NEW YORK (GenomeWeb News) – Two UK government research bodies will partner to sequence the genomes of 3,000 cancer patients and their tumors, according to UK Prime Minister David Cameron.
Cameron unveiled the plan this past weekend in connection with his announcement that the government is providing a large funding boost of £400 million ($650 million) to support the Cancer Drugs Fund, which pays for cancer treatments for patients.
Under the initiative, Cancer Research UK will work with Genomics England (GeL), a new company owned by the UK Department of Health that will oversee the 100K Genomes Project. The project is a massive effort aimed at sequencing the genomes of 100,000 patients in five years, and which will manage a database of genomic and clinical data.

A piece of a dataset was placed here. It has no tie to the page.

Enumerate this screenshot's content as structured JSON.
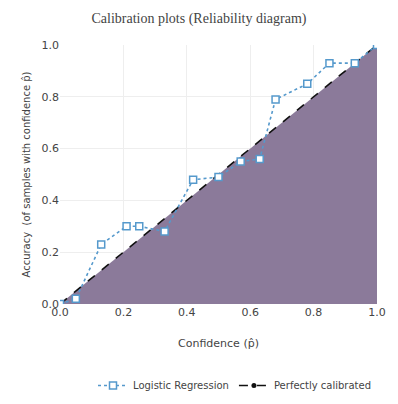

"Britain has a potential strategic advantage in the development and delivery of genomic medicine in the form of the single public nationalized health service system, and the 100,000 Genomes Project has been seen by many as a crucial first step towards this," the UK's Foundation for Genomics and Population Health said in a statement yesterday.
GeL said that it is now recruiting for positions to manage the contracts for sequencing and data linkage and analysis for the 100K Genomes project, and to handle its other duties. It currently is seeking to fill staff positions in a range of expertise areas, including whole-genome sequencing, bioinformatics, annotation, and large-scale data storage.